As director of this modest classic, Whitworth amazes. The inventiveness of the flawless ensemble, the fluent physical comedy and stop-watch timing are as much a tribute to his fresh vision of the Victorian romantic farce as to this production's fine cast. Incorporating all the major themes that occupied Shaw in his lengthy professional career, the play adroitly sends up both class inequity and sexual sacred cows.
Arms exposes--with neither malice nor cynicism--the ridiculousness of the romantic poseur, and nowhere is this more pithily embodied than in the complex Sergius (William Mark Hulings), a major in the Bulgarian army, beloved of young aristocrat Raina Petkoff (Holly Twyford). The play opens when a Serb army fugitive, Bluntschli (Andy Murray), bursts into Raina's bedroom. Hiding from the Bulgarians, this Swiss mercenary charms the pretentious young patriot, even as she protests her devotion to her fiancé, Sergius.
In Act 2, when peace suddenly breaks out, Sergius and his father-in-law-to-be, Petkoss (Gary Armagnac), return to the family mansion, much to the disappointment of Raina and her mother, Catherine (Michele Farr), both of whom are much more smitten by the idea of their men being heroes than are their men.
Bravo to Whitworth for selecting such a juicily unpolitically correct play, filled with characters for whom cutting a fine figure is tantamount to life itself. To Michele Farr's splendid Catherine Petkoff go some of the finest comic bits of the first half. Both the Gabor sisters and the Marx brothers would have welcomed her into their folds as she juggles simpering coquetry with the spitfire of an infantry commander. Save for the tendency to sound like a young Audrey Meadows, Holly Twyford is superb as the naively arrogant Raina.
Interwoven throughout the sendup of Victorian manners, romantic ideology and nationalist prejudices is a secondary story of the Petkoffs' servants, Louka (a wonderful Maren Perry) and Nicola (Mark Messersmith). In their relationship, Hegel's lessons on how the master is only the equal of his slave are writ wickedly large.
Giving director Whitworth his richly deserved due--this season's utterly successful, wildly funny and ultimately wise production of Arms and the Man belongs to Hulings. His foppish, earnest and (in the most postmodern way imaginable) heroic Sergius eats up the script, shreds the scenery and positively runs away with the show.
To see him assume what he believes to be a picturesque soldierly pose is to behold Dudley Do-Right in the flesh. Hulings brilliantly embodies the double standards, the noble lies, the silliness of soldiering. To hear him vow, "I never withdraw!" is to inhabit that stiff-upper-lipness that is forever, as Shaw knew too well, England.
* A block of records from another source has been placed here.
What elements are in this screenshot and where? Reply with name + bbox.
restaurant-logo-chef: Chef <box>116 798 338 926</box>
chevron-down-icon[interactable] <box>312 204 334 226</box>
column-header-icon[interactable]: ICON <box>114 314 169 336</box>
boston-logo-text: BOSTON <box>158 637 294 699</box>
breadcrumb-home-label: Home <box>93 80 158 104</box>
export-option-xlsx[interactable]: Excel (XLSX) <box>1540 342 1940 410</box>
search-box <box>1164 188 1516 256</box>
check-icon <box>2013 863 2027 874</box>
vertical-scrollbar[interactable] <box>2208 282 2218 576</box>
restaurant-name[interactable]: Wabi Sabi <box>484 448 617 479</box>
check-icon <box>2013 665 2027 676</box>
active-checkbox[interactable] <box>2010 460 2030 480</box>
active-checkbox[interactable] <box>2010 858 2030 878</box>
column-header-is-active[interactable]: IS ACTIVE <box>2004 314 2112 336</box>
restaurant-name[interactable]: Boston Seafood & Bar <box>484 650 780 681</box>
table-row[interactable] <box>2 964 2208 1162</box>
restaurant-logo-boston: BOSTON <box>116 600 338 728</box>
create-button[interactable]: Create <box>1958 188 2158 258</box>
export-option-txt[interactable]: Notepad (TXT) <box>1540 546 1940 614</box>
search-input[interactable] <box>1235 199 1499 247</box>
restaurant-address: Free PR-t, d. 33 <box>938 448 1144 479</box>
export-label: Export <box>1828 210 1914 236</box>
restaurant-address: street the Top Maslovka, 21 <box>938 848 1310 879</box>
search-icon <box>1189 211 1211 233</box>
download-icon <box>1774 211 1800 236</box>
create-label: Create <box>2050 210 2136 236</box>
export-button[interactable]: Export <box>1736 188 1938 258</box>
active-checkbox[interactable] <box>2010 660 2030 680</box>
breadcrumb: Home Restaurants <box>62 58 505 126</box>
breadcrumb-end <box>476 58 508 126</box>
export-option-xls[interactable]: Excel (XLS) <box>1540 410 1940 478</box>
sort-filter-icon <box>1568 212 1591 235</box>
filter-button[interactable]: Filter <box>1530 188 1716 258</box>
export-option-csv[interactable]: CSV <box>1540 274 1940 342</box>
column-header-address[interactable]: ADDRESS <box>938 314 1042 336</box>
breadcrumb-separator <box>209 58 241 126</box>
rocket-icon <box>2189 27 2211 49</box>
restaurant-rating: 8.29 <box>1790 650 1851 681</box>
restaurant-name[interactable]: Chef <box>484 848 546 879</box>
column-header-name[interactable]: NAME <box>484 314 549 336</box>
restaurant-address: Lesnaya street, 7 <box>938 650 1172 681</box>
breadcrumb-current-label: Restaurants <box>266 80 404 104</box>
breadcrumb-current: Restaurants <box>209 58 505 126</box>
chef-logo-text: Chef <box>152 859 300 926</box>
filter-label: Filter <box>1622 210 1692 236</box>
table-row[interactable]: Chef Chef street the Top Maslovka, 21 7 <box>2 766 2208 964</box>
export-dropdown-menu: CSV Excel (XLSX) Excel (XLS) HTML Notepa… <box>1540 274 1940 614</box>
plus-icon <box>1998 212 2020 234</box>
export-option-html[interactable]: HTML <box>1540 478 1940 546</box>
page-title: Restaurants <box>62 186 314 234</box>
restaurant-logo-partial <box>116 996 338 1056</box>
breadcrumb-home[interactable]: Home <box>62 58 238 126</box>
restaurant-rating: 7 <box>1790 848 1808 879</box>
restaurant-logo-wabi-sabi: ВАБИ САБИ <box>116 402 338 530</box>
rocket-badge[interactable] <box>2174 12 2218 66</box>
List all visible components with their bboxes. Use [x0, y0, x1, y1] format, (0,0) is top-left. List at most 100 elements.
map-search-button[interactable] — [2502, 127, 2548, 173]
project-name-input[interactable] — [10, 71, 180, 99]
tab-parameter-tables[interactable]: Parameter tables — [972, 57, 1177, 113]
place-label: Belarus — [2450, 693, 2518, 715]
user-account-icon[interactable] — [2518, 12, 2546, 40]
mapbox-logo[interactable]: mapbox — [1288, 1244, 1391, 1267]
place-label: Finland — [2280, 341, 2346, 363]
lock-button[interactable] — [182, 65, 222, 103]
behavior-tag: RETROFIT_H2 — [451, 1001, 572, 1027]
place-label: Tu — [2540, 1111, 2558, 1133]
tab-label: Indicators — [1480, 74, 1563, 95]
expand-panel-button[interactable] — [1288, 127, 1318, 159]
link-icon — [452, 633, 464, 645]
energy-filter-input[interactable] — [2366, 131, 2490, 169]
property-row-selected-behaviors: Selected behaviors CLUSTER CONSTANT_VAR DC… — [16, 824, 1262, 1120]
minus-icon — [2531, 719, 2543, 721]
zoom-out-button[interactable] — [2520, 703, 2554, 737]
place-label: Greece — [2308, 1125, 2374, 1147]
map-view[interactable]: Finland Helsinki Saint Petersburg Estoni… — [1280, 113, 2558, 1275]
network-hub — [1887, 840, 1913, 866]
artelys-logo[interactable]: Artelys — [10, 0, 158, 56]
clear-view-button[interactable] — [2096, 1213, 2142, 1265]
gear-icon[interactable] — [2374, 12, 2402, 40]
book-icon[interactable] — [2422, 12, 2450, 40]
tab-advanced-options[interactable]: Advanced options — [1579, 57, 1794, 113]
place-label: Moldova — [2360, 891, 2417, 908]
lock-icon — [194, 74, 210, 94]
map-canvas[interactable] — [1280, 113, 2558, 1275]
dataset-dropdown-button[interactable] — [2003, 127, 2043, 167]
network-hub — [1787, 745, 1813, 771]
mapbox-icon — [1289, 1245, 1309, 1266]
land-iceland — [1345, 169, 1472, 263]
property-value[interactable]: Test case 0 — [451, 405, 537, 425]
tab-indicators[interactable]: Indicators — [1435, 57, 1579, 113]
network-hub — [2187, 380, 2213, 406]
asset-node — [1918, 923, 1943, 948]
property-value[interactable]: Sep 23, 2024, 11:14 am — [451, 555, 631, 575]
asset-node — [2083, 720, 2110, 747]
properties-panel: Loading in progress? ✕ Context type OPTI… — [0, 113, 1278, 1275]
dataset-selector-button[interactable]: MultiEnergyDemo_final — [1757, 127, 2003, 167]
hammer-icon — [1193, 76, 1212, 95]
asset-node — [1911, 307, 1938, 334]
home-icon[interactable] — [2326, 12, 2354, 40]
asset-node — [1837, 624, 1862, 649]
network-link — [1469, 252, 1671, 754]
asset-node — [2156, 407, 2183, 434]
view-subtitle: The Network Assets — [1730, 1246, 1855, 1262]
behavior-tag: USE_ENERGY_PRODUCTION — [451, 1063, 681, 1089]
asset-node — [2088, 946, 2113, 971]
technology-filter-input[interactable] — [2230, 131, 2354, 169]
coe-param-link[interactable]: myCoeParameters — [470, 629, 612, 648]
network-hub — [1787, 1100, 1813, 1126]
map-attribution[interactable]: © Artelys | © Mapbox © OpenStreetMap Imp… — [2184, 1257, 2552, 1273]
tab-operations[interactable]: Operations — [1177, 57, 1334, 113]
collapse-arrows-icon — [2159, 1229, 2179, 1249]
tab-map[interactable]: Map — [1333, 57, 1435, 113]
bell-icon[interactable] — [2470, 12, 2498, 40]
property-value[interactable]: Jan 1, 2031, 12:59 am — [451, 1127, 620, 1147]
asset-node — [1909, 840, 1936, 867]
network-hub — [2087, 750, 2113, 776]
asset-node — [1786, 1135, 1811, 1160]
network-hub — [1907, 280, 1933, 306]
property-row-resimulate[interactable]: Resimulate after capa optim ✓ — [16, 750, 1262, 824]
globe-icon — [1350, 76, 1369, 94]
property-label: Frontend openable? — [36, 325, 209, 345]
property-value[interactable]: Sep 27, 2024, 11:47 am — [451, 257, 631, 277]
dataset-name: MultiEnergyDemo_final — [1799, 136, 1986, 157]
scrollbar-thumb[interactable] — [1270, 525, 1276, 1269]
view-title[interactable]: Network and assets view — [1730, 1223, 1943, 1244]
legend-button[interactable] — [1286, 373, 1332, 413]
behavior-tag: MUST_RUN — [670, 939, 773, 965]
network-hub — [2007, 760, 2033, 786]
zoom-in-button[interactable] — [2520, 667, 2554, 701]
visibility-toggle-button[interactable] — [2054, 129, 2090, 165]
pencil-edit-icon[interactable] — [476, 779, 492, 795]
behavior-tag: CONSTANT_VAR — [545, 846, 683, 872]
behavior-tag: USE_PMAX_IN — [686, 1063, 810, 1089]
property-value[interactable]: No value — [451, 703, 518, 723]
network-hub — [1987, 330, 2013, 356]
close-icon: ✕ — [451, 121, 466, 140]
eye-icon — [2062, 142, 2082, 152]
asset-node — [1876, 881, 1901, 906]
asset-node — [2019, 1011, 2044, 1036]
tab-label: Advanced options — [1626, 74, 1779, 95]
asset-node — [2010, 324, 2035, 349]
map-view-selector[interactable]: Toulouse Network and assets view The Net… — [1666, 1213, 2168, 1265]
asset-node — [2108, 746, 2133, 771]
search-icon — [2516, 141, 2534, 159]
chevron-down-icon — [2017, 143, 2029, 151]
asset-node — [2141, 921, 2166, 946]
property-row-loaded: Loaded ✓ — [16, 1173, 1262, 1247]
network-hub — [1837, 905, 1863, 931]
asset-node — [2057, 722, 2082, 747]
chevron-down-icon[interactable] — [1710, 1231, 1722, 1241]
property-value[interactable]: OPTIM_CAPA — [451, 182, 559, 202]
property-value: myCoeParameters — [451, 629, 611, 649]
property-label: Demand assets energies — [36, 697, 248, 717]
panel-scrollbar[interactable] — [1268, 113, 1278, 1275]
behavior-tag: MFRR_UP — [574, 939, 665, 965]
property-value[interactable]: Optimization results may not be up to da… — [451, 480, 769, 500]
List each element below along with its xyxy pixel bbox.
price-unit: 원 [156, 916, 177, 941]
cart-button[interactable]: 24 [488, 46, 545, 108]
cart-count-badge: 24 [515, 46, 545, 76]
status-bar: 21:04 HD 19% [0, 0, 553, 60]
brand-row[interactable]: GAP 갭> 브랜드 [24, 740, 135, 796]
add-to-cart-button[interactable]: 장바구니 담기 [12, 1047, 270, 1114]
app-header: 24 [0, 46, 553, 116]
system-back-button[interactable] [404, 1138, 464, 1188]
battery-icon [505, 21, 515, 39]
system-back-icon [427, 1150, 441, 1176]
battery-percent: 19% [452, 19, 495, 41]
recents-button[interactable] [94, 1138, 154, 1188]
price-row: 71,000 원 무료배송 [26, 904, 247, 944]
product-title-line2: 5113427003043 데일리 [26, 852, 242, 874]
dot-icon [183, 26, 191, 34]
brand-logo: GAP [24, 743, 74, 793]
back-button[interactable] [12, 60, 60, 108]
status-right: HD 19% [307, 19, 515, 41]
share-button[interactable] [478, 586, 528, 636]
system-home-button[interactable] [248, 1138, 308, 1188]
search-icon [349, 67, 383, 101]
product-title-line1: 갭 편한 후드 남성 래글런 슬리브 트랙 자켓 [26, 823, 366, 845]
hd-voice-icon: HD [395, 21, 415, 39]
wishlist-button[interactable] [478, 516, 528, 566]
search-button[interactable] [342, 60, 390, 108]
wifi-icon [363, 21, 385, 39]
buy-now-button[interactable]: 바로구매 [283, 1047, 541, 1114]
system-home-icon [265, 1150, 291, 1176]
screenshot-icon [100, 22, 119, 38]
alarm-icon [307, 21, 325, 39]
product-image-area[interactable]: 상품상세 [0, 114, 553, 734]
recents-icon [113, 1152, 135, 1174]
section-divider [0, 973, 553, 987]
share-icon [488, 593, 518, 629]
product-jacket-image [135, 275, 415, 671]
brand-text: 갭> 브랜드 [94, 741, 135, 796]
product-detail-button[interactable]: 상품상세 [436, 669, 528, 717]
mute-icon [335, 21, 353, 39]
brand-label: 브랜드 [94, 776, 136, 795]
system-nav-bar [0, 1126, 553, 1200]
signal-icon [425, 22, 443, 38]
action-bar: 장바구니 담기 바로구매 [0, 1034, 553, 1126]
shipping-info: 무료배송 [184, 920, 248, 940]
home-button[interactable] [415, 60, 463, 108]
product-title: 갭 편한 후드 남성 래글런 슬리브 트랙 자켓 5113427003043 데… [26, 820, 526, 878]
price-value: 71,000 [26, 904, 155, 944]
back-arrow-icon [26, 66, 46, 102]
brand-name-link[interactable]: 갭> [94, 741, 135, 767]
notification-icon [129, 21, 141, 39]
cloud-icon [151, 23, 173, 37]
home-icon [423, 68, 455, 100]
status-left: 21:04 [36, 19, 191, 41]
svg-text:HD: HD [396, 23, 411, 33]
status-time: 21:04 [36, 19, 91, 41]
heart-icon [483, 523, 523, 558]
And to watch him flinging his agile body all over the stage, wailing that "everything I think is mocked by everything I do," is to understand why the plays of George Bernard Shaw continue to shed light on our human darkness. It is Shakespeare Santa Cruz's good fortune that Whitworth understood that too. Essentially, this is the sort of theater that gives theater a good name. Get thee to a box office!